During Advent I presided at at the Catholic Community's Sunday Mass at the University of Guelph. It afforded an opportunity to speak about the importance of John the Baptist, not only for the season of Advent, but for the whole liturgical year, since it's on John's avowal, "He [Jesus] must increase, but I must decrease" (John 3:30), that our liturgical year is structured, with the Nativity of Christ coming just after the winter solstice, and the nativity of John, just after the summer solstice. (The only other nativity celebrated in the iturgy is that of the Virgin Mary, the 8th of Sept.)
Both are feasts of light – light increasing and light decreasing. In pre-Reformation times, the Nativity of John the Baptist was a great feast, parallel to that of Christmas. It still survives, even in a predominantly Lutheran country like Latvia, where bonfires are lit on the eve of the feast. And, of course, it survives in Québec.
Growing up in Montréal, I observed the great parades each year on the 24th of June as the floats proceeded along Sherbrooke Street, past the corner of St-Denis, where my father had a properous tobacco shop. The parade rivalled the Santa Claus Parade in size and probably also in the numbers who turned out to watch it.
It was such an important religious and cultural celebration that I was almost convinced that John the Baptist – St-Jean Baptiste – must be a French Canadian. Only later did I discover that he was actually a separatist, or so the Société St-Jean Baptiste made it appear.
This co-opting of religious symbols by the prevailing culture is as strong as ever in our secular North American culture: it has co-opted Advent and turned it into shopping days till Christmas; it has co-opted St. Nicholas and turned him into Santa Claus; and it has co-opted Christmas itself and turned it into a time for racking up credit card debt in order to buy mountains of gifts that people don't need and often don't want.

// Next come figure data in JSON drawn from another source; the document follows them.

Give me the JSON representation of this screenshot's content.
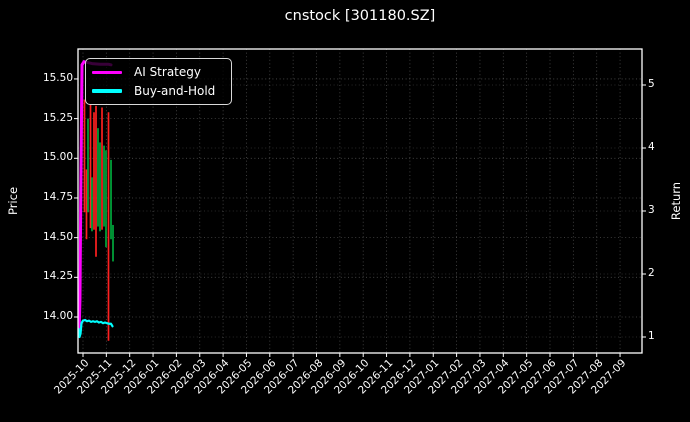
{
  "window": {
    "background": "#000000",
    "foreground": "#ffffff",
    "grid_color": "#8a8a8a"
  },
  "chart_data": {
    "type": "mixed",
    "subtypes": [
      "ohlc-bar",
      "line"
    ],
    "title": "cnstock [301180.SZ]",
    "grid": true,
    "legend_position": "upper-left",
    "left_axis": {
      "label": "Price",
      "tick_labels": [
        "15.50",
        "15.25",
        "15.00",
        "14.75",
        "14.50",
        "14.25",
        "14.00"
      ],
      "tick_values": [
        15.5,
        15.25,
        15.0,
        14.75,
        14.5,
        14.25,
        14.0
      ],
      "range": [
        13.77,
        15.69
      ]
    },
    "right_axis": {
      "label": "Return",
      "tick_labels": [
        "5",
        "4",
        "3",
        "2",
        "1"
      ],
      "tick_values": [
        5,
        4,
        3,
        2,
        1
      ],
      "range": [
        0.75,
        5.57
      ]
    },
    "x_axis": {
      "unit": "months since 2025-10",
      "tick_labels": [
        "2025-10",
        "2025-11",
        "2025-12",
        "2026-01",
        "2026-02",
        "2026-03",
        "2026-04",
        "2026-05",
        "2026-06",
        "2026-07",
        "2026-08",
        "2026-09",
        "2026-10",
        "2026-11",
        "2026-12",
        "2027-01",
        "2027-02",
        "2027-03",
        "2027-04",
        "2027-05",
        "2027-06",
        "2027-07",
        "2027-08",
        "2027-09"
      ],
      "tick_values": [
        0,
        1,
        2,
        3,
        4,
        5,
        6,
        7,
        8,
        9,
        10,
        11,
        12,
        13,
        14,
        15,
        16,
        17,
        18,
        19,
        20,
        21,
        22,
        23
      ],
      "range": [
        -0.21,
        23.94
      ]
    },
    "legend": {
      "items": [
        {
          "label": "AI Strategy",
          "color": "#ff00ff"
        },
        {
          "label": "Buy-and-Hold",
          "color": "#00ffff"
        }
      ]
    },
    "series": {
      "ai_strategy_return": {
        "axis": "right",
        "color": "#ff00ff",
        "points": [
          [
            -0.171,
            1.03
          ],
          [
            -0.13,
            1.6
          ],
          [
            -0.09,
            3.5
          ],
          [
            -0.043,
            5.32
          ],
          [
            0.043,
            5.37
          ],
          [
            0.39,
            5.34
          ],
          [
            0.73,
            5.33
          ],
          [
            1.07,
            5.33
          ],
          [
            1.2,
            5.32
          ]
        ]
      },
      "buy_hold_return": {
        "axis": "right",
        "color": "#00ffff",
        "points": [
          [
            -0.193,
            1.13
          ],
          [
            -0.15,
            1.0
          ],
          [
            -0.107,
            1.05
          ],
          [
            -0.064,
            1.22
          ],
          [
            0.0,
            1.26
          ],
          [
            0.086,
            1.27
          ],
          [
            0.171,
            1.25
          ],
          [
            0.257,
            1.26
          ],
          [
            0.343,
            1.24
          ],
          [
            0.428,
            1.25
          ],
          [
            0.514,
            1.24
          ],
          [
            0.6,
            1.25
          ],
          [
            0.685,
            1.23
          ],
          [
            0.771,
            1.24
          ],
          [
            0.857,
            1.22
          ],
          [
            0.942,
            1.23
          ],
          [
            1.028,
            1.22
          ],
          [
            1.114,
            1.21
          ],
          [
            1.2,
            1.21
          ],
          [
            1.264,
            1.17
          ]
        ]
      },
      "price_bars": {
        "axis": "left",
        "up_color": "#00a83c",
        "down_color": "#ff2020",
        "bars": [
          {
            "x": 0.064,
            "high": 15.37,
            "low": 14.66,
            "dir": "down"
          },
          {
            "x": 0.15,
            "high": 14.93,
            "low": 14.49,
            "dir": "down"
          },
          {
            "x": 0.214,
            "high": 15.25,
            "low": 14.66,
            "dir": "up"
          },
          {
            "x": 0.321,
            "high": 15.34,
            "low": 14.56,
            "dir": "down"
          },
          {
            "x": 0.385,
            "high": 14.88,
            "low": 14.54,
            "dir": "up"
          },
          {
            "x": 0.471,
            "high": 15.29,
            "low": 14.55,
            "dir": "down"
          },
          {
            "x": 0.557,
            "high": 15.33,
            "low": 14.38,
            "dir": "down"
          },
          {
            "x": 0.642,
            "high": 15.19,
            "low": 14.57,
            "dir": "up"
          },
          {
            "x": 0.728,
            "high": 15.1,
            "low": 14.54,
            "dir": "up"
          },
          {
            "x": 0.814,
            "high": 15.32,
            "low": 14.55,
            "dir": "down"
          },
          {
            "x": 0.9,
            "high": 15.08,
            "low": 14.57,
            "dir": "up"
          },
          {
            "x": 0.985,
            "high": 15.05,
            "low": 14.44,
            "dir": "up"
          },
          {
            "x": 1.092,
            "high": 15.29,
            "low": 13.85,
            "dir": "down"
          },
          {
            "x": 1.2,
            "high": 14.99,
            "low": 14.49,
            "dir": "up"
          },
          {
            "x": 1.285,
            "high": 14.58,
            "low": 14.35,
            "dir": "up"
          }
        ]
      }
    }
  }
}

And so we have the curious phenomenon of the Nativity scene in the Mall. At the start of Advent, the Stone Road Mall in Guelph announced that, for purely business reasons, it had decided to do away with the traditional Nativity scene. A storm of protest erupted, drawing in even the cardinal archbishop of Toronto, a native of Guelph, and soon the Nativity scene was reinstated.
While this might seem a victory of sorts for Christians in our overwhelmingly secular culture, we might ask ourselves, Is it really? If someone from another culture were to visit us during the Advent season,,like St. Paul visiting Athens, he might note that there is a Nativity scene in front of every Christian church, and even one in the Mall, and, like Paul, he might say,"I see how extremely religious you are in every way." 
But he might also note that most of the churches are half empty, while the Mall is crowded with shoppers. He might well conclude that the Mall is our true place of worship, and that shopping is our real religion: in it is all our hope,
Our culture is largely what defines us, and our North American culture attempts to define us as consumers, as though this were our principal function in life. But it is our Baptism that defines us as Christians. Claimed for Christ by the sign of the cross, and anointed with the Holy Spirit, we have been made prophets, priests, and rulers or shepherds.
Both John and Jesus were prophets, and more than prophets. A prophet is one who, in Abraham Heschel's words, hears God's voice and feels God's heart. He is brought into the inmost sanctuary of the Almighty's presence, who whispers his pain and sorrow in the prophet's ear: "I thought my people would call me My Father, and would not turn from following me."
And so God's suffering becomes the prophet's suffering: "My anguish! My anglish! I writhe in pain!" as he sets out to proclaim the Word of the Lord. But Jesus not only hears God's voice, he is God's voice; Jesus not only feels God's heart, he is God's heart. He is the Word of God made flesh in order to reveal the compassion of God.
As prophets, both John and Jesus oppose the ruling powers. John challenges Herod, the ruler of Galilee, and Jesus challenges the chief priests when he enters Jerusalem on Palm Sunday and goes straight to the Temple, clearing out the courtyard, saying, with Jeremiah, that they have made it a den of robbers. How, then, are we in our own day to live the vocation of prophet?
As Christians, we are called to be in the world but not of it. Where possible, we should try to be leaven and light for the world, transforming it by our work and by our lives. But as prophets, we are called to challenge the culture of our day, as John did, as Jesus did.
This is difficult because it demands first that we grow in awareness of our own culture and of how it works. Like fish in water, we live and breathe our culture, and are hardly conscious of it.
The Nativity scene in the Mall demonstrates just how unsonscious we are of the ways in which we serve the culture, even when we seem to be protesting against it.